Bir süre sonra zorla cinsel ilişki sonucunda hamile kaldığını belirten Ş.N.B., bu süreçte yaşadıklarını şu sözlerle aktardı:
“Bu zorla cinsel ilişkiler sonucunda hamile kaldım. Yakup’a hamile olduğumu söyleyince kesinlikle kimseye anlatmamamı, devlet memuru olduğu için başına kötü bir şey geleceğinden korktuğunu söyledi. Yaşım küçük olduğundan beni doktora götürmedi. Her gün yaşadığım stres nedeniyle düşük yaptım. O zaman dahi beni hastaneye götürmedi. Az daha kan kaybından ölecektim, aldığım ağrı kesicilerle ağrılarımı dindirmeye çalıştım.”
Üç kez boş ol dedi bir daha da aramadı
Polis Bağraç ile Z.U. adlı kadınla ilişkisi üzerine sık sık tartışmaya başlayan Ş.N.B, ölümle tehdit edilmesi üzerine annesiyle birlikte Tekirdağ’a kaçar:
“Z.U. ile ilişkisini öğrenmem sonucunda sık sık tartışmaya başladık. Öyle ki bir gün Yakup beylik silahını birdenbire kafama doğrultarak bir daha bu konuyu gündeme getirecek olursam kafama sıkacağı tehdidinde bulundu. Bu sahneye tanık olan annem Yakup’a müdahale edince silah ateş aldı. O gün az daha ölüyordum. 18 Ekim 2013 günü akşamı yine ev içerisinde tartıştığımızda araya girmek isteyen annemi itekleyen Yakup onun yaralanmasına neden oldu. O günden sonra annem Yakup’a haber vermeden Tekirdağ’a geri dönme kararı aldı. Yoldayken beni arayan Yakup’a kendisinden ayrıldığımı söylediğimde bana, üç kez ‘ boş ol’ dedikten sonra bir daha geri aramadı. Daha sonra Yüksekova’daki komşularımdan bizim tuttuğumuz eve Z.U’yu getirerek onunla yaşamaya başladığını öğrendim.”

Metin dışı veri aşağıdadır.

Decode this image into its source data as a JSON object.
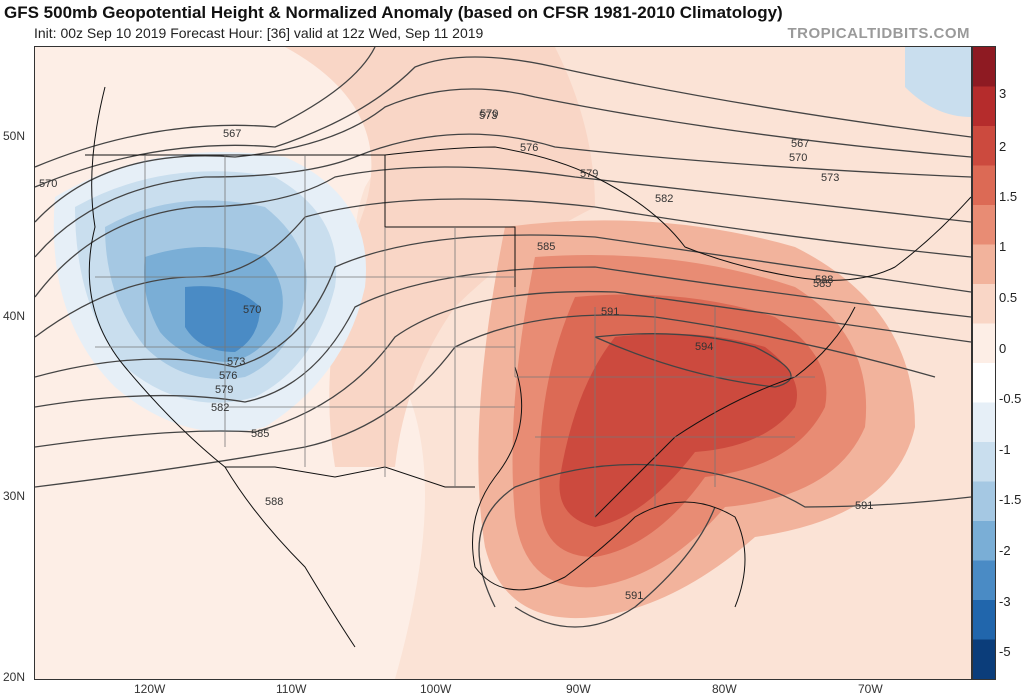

Boğazımı sıkarak annemin ve benim kafama silah dayadı
Bir buçuk ay sonra 18 Ocak 2014 tarihinde annesi ve bir tanıdıkları ile eşyalarını almak üzere gittikleri Yüksekova’da ehliyeti olmadığı için polis tarafından arabasına el konulan Ş.N.B., aynı akşam ölümle tehdit edilir:
“Aynı akşam Yakup yanında polis olarak tanıttığı iki şahıs ile kapıya dayandı. Annem onu eve sokmak istemediyse de zorla girdiler. Beni bir odaya çekti. Tartışmaya başladık. Sonra birden boğazımı sıkarak beni koltuğa yan yatırarak kafama silah dayadı. Bağırmaya başladım. Çığlıklarımı duyan annem odaya girip Yakup’a müdahale etmeye çalıştı. Ancak Yakup annemi üzerime doğru iterek bu kez ikimize birden silah doğrultarak, ‘Sizi öldüreceğim’ diyerek tehdit etmeye başladı. Evde bulunan alt kat komşumuz Kübra Atilla odaya girip bu halimizi görünce, salonda duran ve kendini polis olarak tanıtan iki şahıstan yardım istedi. Adamlar gelip Yakup’un elinden silahı aldı. Daha sonra bu iki şahsın benim arabamın çekildiği Yeddiemin Bölge Trafiğin sahipleri ve polis muhbirleri Zeyit Emrah Baygüneş ile Özgen Özcan olduğunu öğrendim. Bir daha arabam bana geri verilmedi ve şu anda Yüksekova emniyeti tarafından kullanılıyor.”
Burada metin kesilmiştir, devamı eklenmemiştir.